さよならと嗤う | ナノ
17*(1/4)


…あぁ、いったぁ。
真に抱えられて無事に体育館に戻って来れたのはいいけど、体中が痛くてキレそう。

しかもまともに足も動かん。
紫原といい勝負なんだけど。



「はい、千夏まじでクソー。何やってんのまじで。学習能力ないのー? 頭ん中ババロア?」

「ぎゃはは! 原さん容赦無さ過ぎ!!」

「…うっせぇなぁ。生きてたんだからいいん」
「それ結果論だよね」
「収穫もあっ」
「たとしても、千夏が犠牲になる必要あった?」
「珍しく瀬戸がブチキレてて怖っ」
「ザキは黙ってて」

「しかもあの女だけ無傷とかさぁ。まじうけんだけどー」



霧崎スペースにて、マットに座りながら健ちゃんのマジレスのお説教をされている。いや、まぁ…ド正論な上に言い訳が出来ないので素直に聞いてます。

とりあえず、生きてる事を誉めてくれ。そして誰1人死なずに帰って来ただけ凄いだろうに。ま、若干1名はなんと不思議! 無傷みたいですけどね! ははっ、まじでしねよ。

そして健ちゃんの説教を聞きながら、青峰に借りたTシャツを脱ぎ出すと…目の前にいた高尾は何故か吹き出して、弘は真っ赤な顔して勢いよく顔を反らした。

いや、今更そんな反応をする弘はやっぱり弘なんだなって。



「なっ…なんで脱ぐんだよ!? つーか、おまっ…怪我!?」

「これ青峰のTシャツでさぁ、返せよって言われてたの思い出して」

「ぎゃはは! だからここで脱ぐッスか、普通!?」

「今更、下着くらいでギャーギャー言うなよ。一哉、Tシャツちょーだい」

「えぇ、やだ。別にそのままでいいじゃん」

「ちょ、原さん…ぶふっ!!」

「健ちゃん」
「やだ」
「康次郎」
「無理だな」

「お前等、まじでクソだな」



ま、わかってたけどな!
どうせお前等は、断るってな!! そして、弘はそもそもYシャツ1枚だからどうにもならん。1番、騒いでる弘がTシャツ着てれば早かったのに。

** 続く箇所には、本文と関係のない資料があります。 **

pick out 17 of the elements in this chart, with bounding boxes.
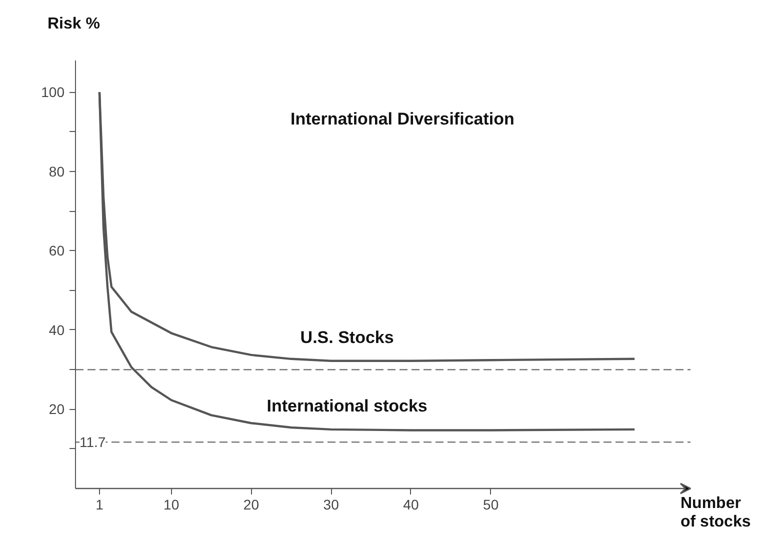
y-tick-label: 60 bbox=[48, 242, 65, 259]
x-tick-label: 1 bbox=[96, 496, 104, 512]
ref-line-label: 11.7 bbox=[79, 434, 106, 450]
x-tick-label: 10 bbox=[164, 496, 180, 512]
y-tick-label: 100 bbox=[41, 84, 65, 100]
y-tick-label: 40 bbox=[48, 322, 65, 338]
x-tick-label: 50 bbox=[483, 496, 499, 512]
series-label: U.S. Stocks bbox=[300, 328, 394, 348]
series-label: International stocks bbox=[266, 396, 428, 416]
x-axis-title: Number of stocks bbox=[680, 494, 751, 530]
x-tick-label: 40 bbox=[403, 496, 419, 512]
x-tick-label: 20 bbox=[243, 496, 260, 512]
y-tick-label: 80 bbox=[48, 163, 65, 180]
y-tick-label: 20 bbox=[48, 401, 65, 418]
y-axis-title: Risk % bbox=[48, 16, 100, 32]
x-tick-label: 30 bbox=[323, 496, 340, 512]
text: International Diversification bbox=[290, 110, 514, 128]
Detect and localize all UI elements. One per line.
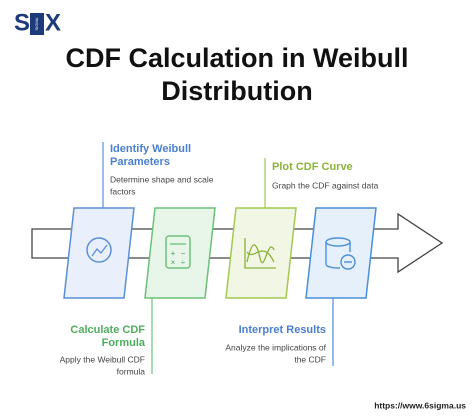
svg-text:÷: ÷	[181, 258, 186, 267]
step-description: the CDF	[294, 354, 326, 364]
step-description: Apply the Weibull CDF	[60, 354, 145, 364]
step-panel: + − × ÷	[144, 207, 216, 299]
title-line: CDF Calculation in Weibull	[65, 43, 408, 73]
step-description: factors	[110, 186, 136, 196]
step-description: formula	[117, 366, 146, 376]
step-title: Formula	[102, 337, 146, 349]
step-title: Interpret Results	[239, 324, 326, 336]
step-description: Determine shape and scale	[110, 174, 214, 184]
step-panel	[225, 207, 297, 299]
step-title: Parameters	[110, 156, 170, 168]
step-description: Analyze the implications of	[225, 342, 326, 352]
logo-middle: SIGMA	[34, 17, 39, 30]
title-line: Distribution	[161, 76, 312, 106]
logo-left: S	[14, 9, 30, 36]
svg-text:−: −	[181, 249, 186, 258]
svg-text:×: ×	[171, 258, 176, 267]
logo-box	[30, 13, 44, 35]
footer-url: https://www.6sigma.us	[374, 400, 466, 410]
step-panel	[63, 207, 135, 299]
logo-right: X	[45, 9, 61, 36]
step-title: Calculate CDF	[70, 324, 145, 336]
step-title: Identify Weibull	[110, 143, 191, 155]
step-panel	[305, 207, 377, 299]
step-description: Graph the CDF against data	[272, 180, 379, 190]
logo: S SIGMA X	[14, 9, 61, 36]
svg-text:+: +	[171, 249, 176, 258]
step-title: Plot CDF Curve	[272, 161, 353, 173]
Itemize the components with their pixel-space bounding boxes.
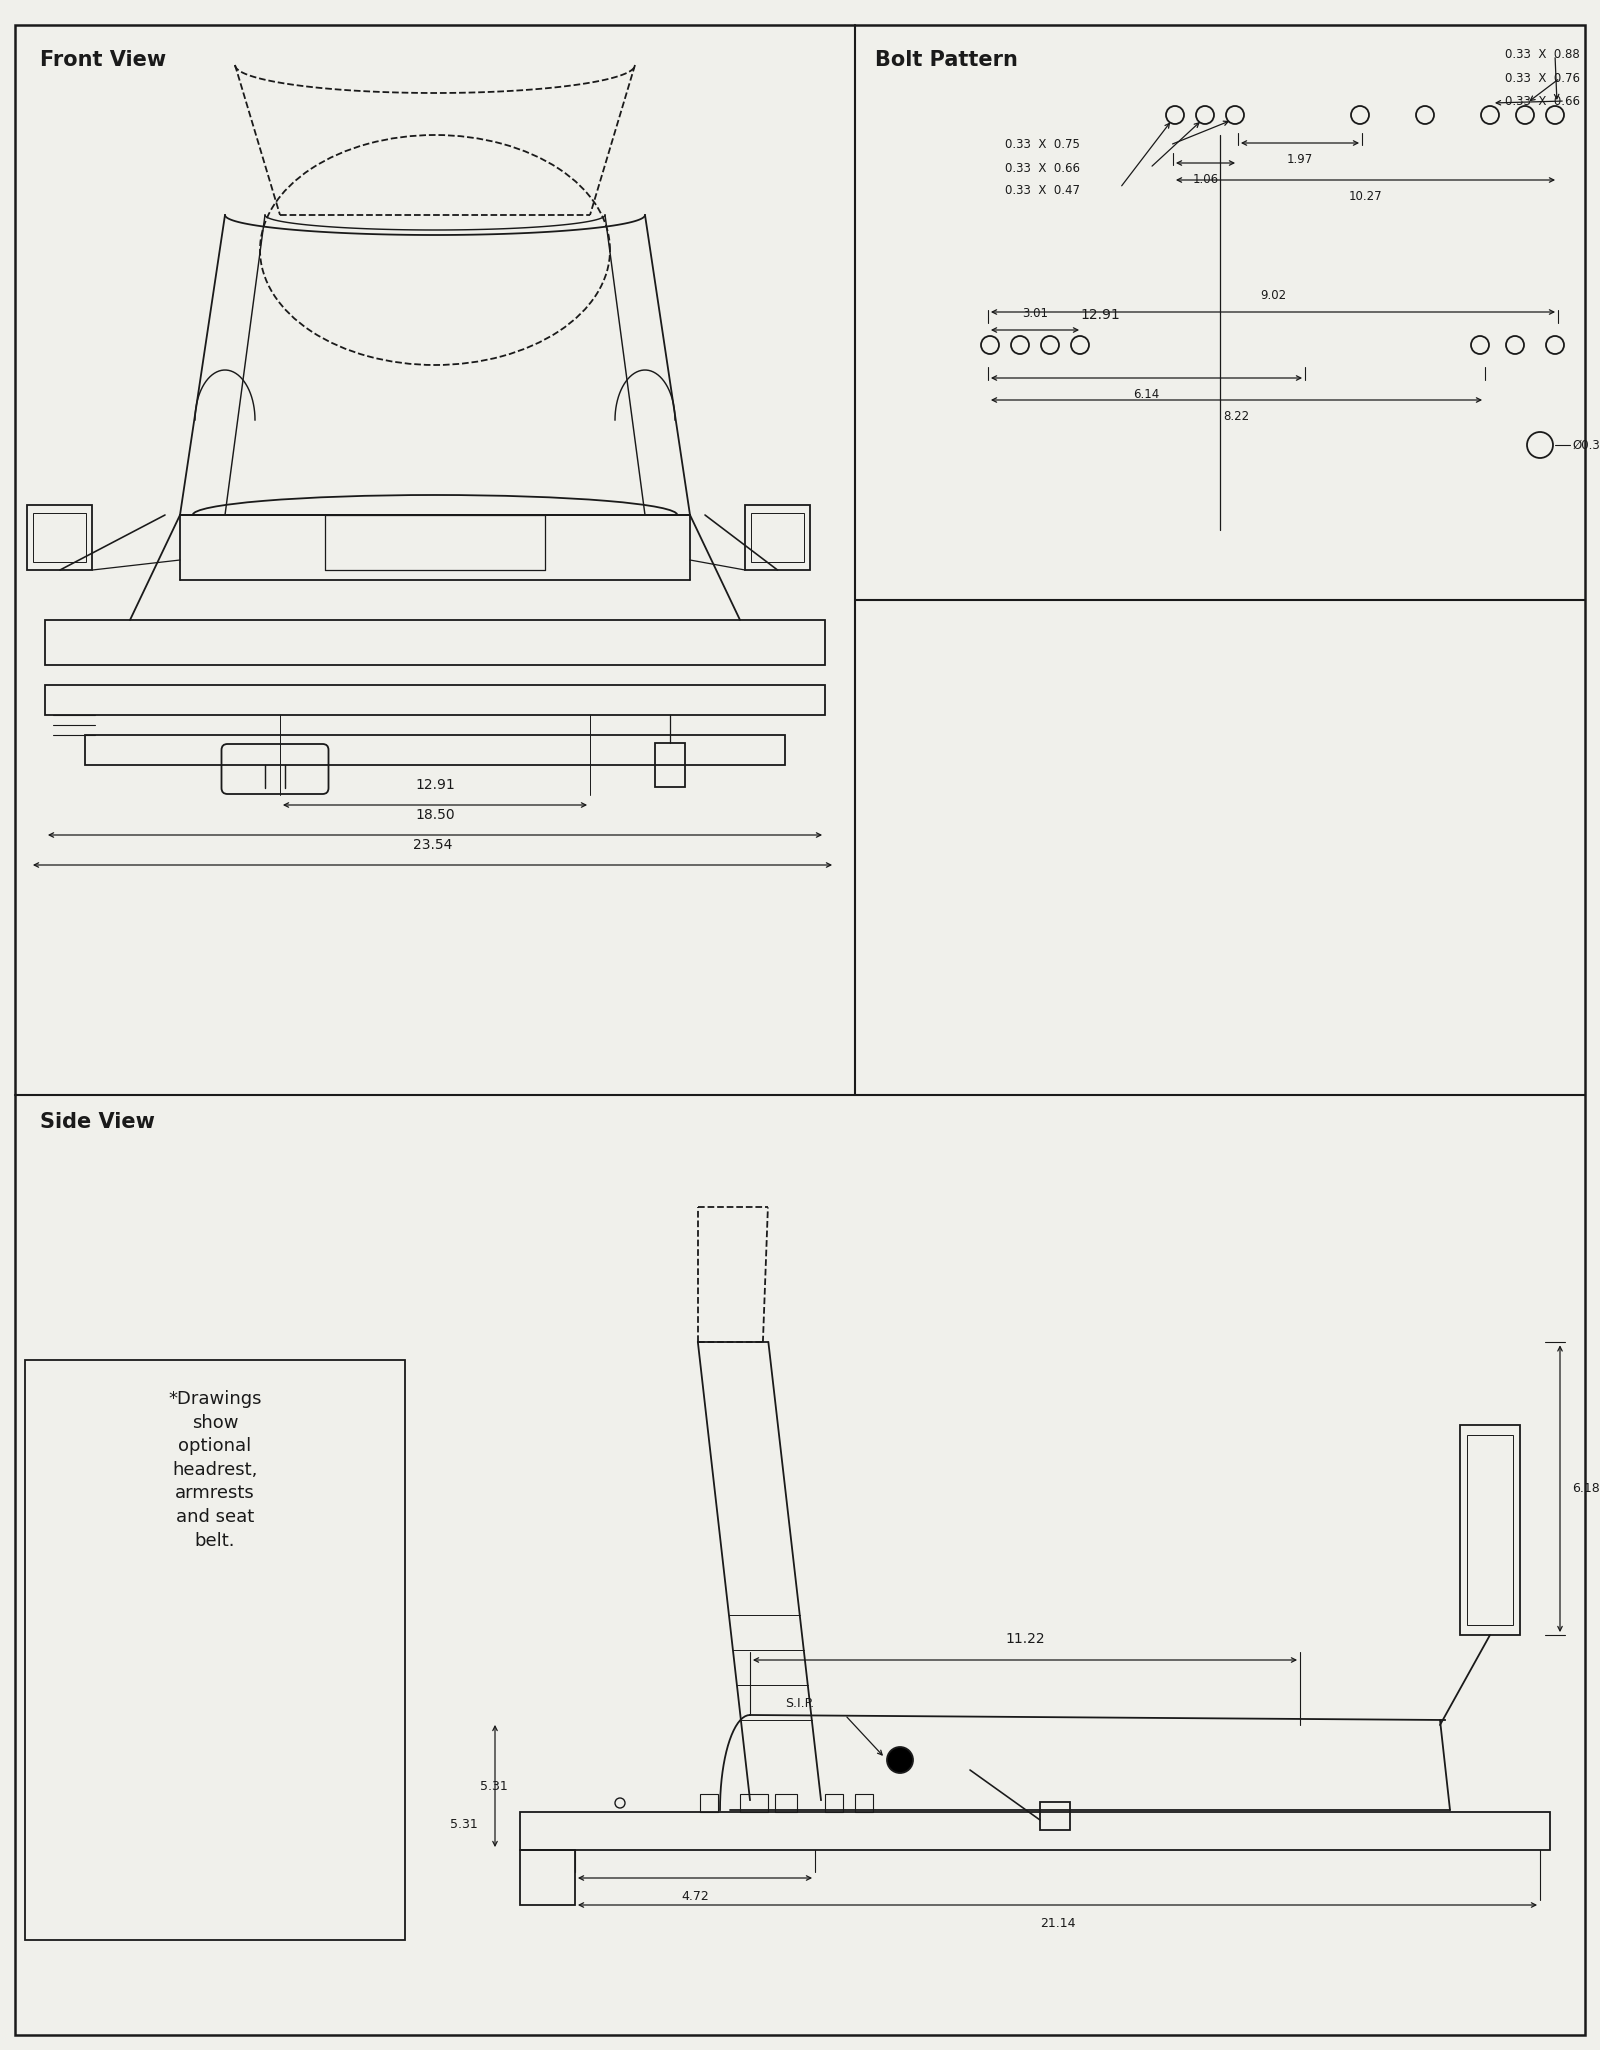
Bar	[739, 1794, 768, 1812]
Text: 18.50: 18.50	[414, 808, 454, 822]
Text: Ø0.33: Ø0.33	[1571, 439, 1600, 451]
Text: *Drawings
show
optional
headrest,
armrests
and seat
belt.: *Drawings show optional headrest, armres…	[168, 1390, 262, 1550]
Bar	[1467, 1435, 1514, 1626]
Text: 0.33  X  0.76: 0.33 X 0.76	[1506, 72, 1581, 84]
Bar	[26, 1359, 405, 1939]
Bar	[854, 1794, 874, 1812]
Bar	[45, 619, 826, 664]
Text: 6.18: 6.18	[1571, 1482, 1600, 1494]
Text: Side View: Side View	[40, 1111, 155, 1132]
Text: 5.31: 5.31	[480, 1779, 509, 1792]
Text: 0.33  X  0.88: 0.33 X 0.88	[1506, 49, 1581, 62]
Text: 23.54: 23.54	[413, 838, 453, 853]
Text: 8.22: 8.22	[1224, 410, 1250, 422]
Bar	[774, 1794, 797, 1812]
Text: 12.91: 12.91	[1080, 308, 1120, 322]
Circle shape	[886, 1747, 914, 1773]
Bar	[746, 504, 810, 570]
Bar	[34, 512, 86, 562]
Text: Bolt Pattern: Bolt Pattern	[875, 49, 1018, 70]
Text: 1.97: 1.97	[1286, 154, 1314, 166]
Text: 3.01: 3.01	[1022, 308, 1048, 320]
Text: Front View: Front View	[40, 49, 166, 70]
Bar	[85, 736, 786, 765]
Bar	[750, 512, 803, 562]
Bar	[520, 1849, 574, 1904]
Text: S.I.P.: S.I.P.	[786, 1697, 814, 1710]
Text: 1.06: 1.06	[1192, 172, 1219, 187]
Text: 0.33  X  0.75: 0.33 X 0.75	[1005, 139, 1080, 152]
Text: 12.91: 12.91	[414, 779, 454, 791]
Bar	[701, 1794, 718, 1812]
Text: 10.27: 10.27	[1349, 191, 1382, 203]
Bar	[1040, 1802, 1070, 1831]
Text: 0.33  X  0.66: 0.33 X 0.66	[1506, 94, 1581, 107]
Text: 6.14: 6.14	[1133, 387, 1160, 402]
Text: 9.02: 9.02	[1259, 289, 1286, 301]
Text: 4.72: 4.72	[682, 1890, 709, 1902]
Bar	[45, 685, 826, 715]
Text: 0.33  X  0.47: 0.33 X 0.47	[1005, 184, 1080, 197]
Bar	[1461, 1425, 1520, 1636]
Text: 21.14: 21.14	[1040, 1917, 1075, 1929]
Text: 11.22: 11.22	[1005, 1632, 1045, 1646]
Text: 0.33  X  0.66: 0.33 X 0.66	[1005, 162, 1080, 174]
Text: 5.31: 5.31	[450, 1818, 478, 1831]
Bar	[27, 504, 93, 570]
Bar	[654, 742, 685, 787]
Bar	[520, 1812, 1550, 1849]
Bar	[826, 1794, 843, 1812]
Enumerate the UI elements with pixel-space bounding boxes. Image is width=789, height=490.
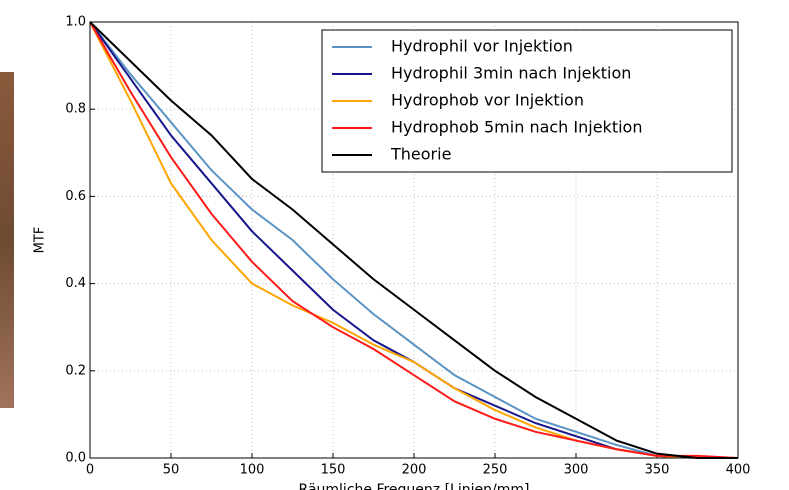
y-axis-label: MTF <box>33 227 48 254</box>
x-tick-label: 50 <box>163 463 180 478</box>
x-axis-label: Räumliche Frequenz [Linien/mm] <box>299 482 530 490</box>
y-tick-label: 0.6 <box>65 189 86 204</box>
plot-frame <box>89 21 739 459</box>
x-tick-label: 250 <box>483 463 508 478</box>
y-tick-label: 0.8 <box>65 102 86 117</box>
legend-box <box>321 29 733 173</box>
x-tick-label: 200 <box>402 463 427 478</box>
lines <box>89 21 739 459</box>
legend-label: Hydrophob 5min nach Injektion <box>391 118 642 137</box>
x-tick-label: 0 <box>86 463 94 478</box>
series-line <box>89 21 738 459</box>
series-line <box>89 21 738 459</box>
photo-fragment <box>0 72 14 408</box>
legend-label: Hydrophob vor Injektion <box>391 91 584 110</box>
legend-label: Hydrophil 3min nach Injektion <box>391 64 631 83</box>
x-tick-label: 150 <box>321 463 346 478</box>
legend-label: Theorie <box>390 145 451 164</box>
y-tick-label: 0.0 <box>65 451 86 466</box>
y-tick-label: 1.0 <box>65 15 86 30</box>
x-tick-label: 350 <box>645 463 670 478</box>
series-line <box>89 21 739 459</box>
x-tick-label: 100 <box>240 463 265 478</box>
y-tick-label: 0.4 <box>65 276 86 291</box>
x-tick-label: 300 <box>564 463 589 478</box>
y-tick-label: 0.2 <box>65 363 86 378</box>
legend-label: Hydrophil vor Injektion <box>391 37 573 56</box>
legend: Hydrophil vor Injektion Hydrophil 3min na… <box>321 29 733 173</box>
x-tick-label: 400 <box>726 463 751 478</box>
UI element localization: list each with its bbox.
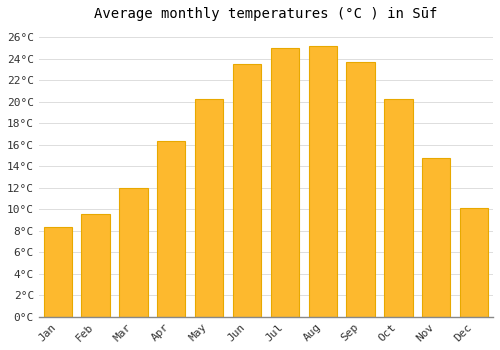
Bar <box>384 99 412 317</box>
Bar <box>82 214 110 317</box>
Bar <box>157 141 186 317</box>
Title: Average monthly temperatures (°C ) in Sūf: Average monthly temperatures (°C ) in Sū… <box>94 7 438 21</box>
Bar <box>422 158 450 317</box>
Bar <box>44 228 72 317</box>
Bar <box>119 188 148 317</box>
Bar <box>308 46 337 317</box>
Bar <box>346 62 375 317</box>
Bar <box>270 48 299 317</box>
Bar <box>460 208 488 317</box>
Bar <box>233 64 261 317</box>
Bar <box>195 99 224 317</box>
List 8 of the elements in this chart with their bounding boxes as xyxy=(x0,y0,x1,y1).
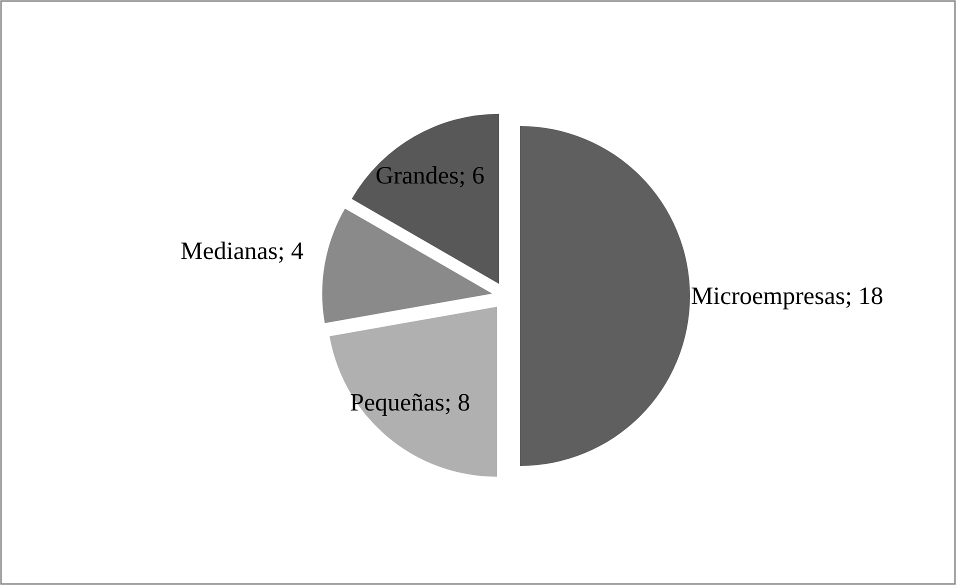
slice-label: Grandes xyxy=(375,162,459,190)
slice-label: Medianas xyxy=(180,238,278,265)
slice-label: Microempresas xyxy=(690,283,846,310)
data-label: ; 4 xyxy=(278,238,304,265)
slice-label: Pequeñas xyxy=(350,389,444,416)
data-label: ; 18 xyxy=(845,283,884,310)
data-label: ; 8 xyxy=(444,389,470,416)
data-label: ; 6 xyxy=(458,162,484,190)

とりあえず、諦めモードのわたしはのそのそとハイハイをする様にして、青峰がいるであろう場所へ向かう。

なんか後ろから"パンツが!"とか言ってるが、もはや下着姿なので今更パンツとかどうでもいい。中身が見えてないからいいんだよ。



「あ、あのっ…!」

「…あぁ?」

「これ、着て下さいッス…」

「………え、要らない」



後ろから一哉と高尾のバカ笑いが聞こえてくるが、無視だ無視。そして不意に声を掛けられて顔を上げたら、わたしにTシャツを差し出している黄瀬がいた。

しかしお前のTシャツは要らん。なんか嫌だ、生理的に受け付けないから無理。って事で、物凄く嫌な顔して断った。

おい、さっきから後ろうるせぇんだよ! 特に一哉と高尾ォ!!

そしてそんな黄瀬を無視して、よいしょよいしょと青峰の元を目指す。膝小僧が痛いが、青峰に借りを作りっぱなしなのは嫌なので早くTシャツ返したい。

ていうか、怪我してるんだからお前等はパンツとか騒ぐ前にわたしを止めろよ!

いや、もうここまで来たら怪我の手当ては、Tシャツ返したあとでいいけど。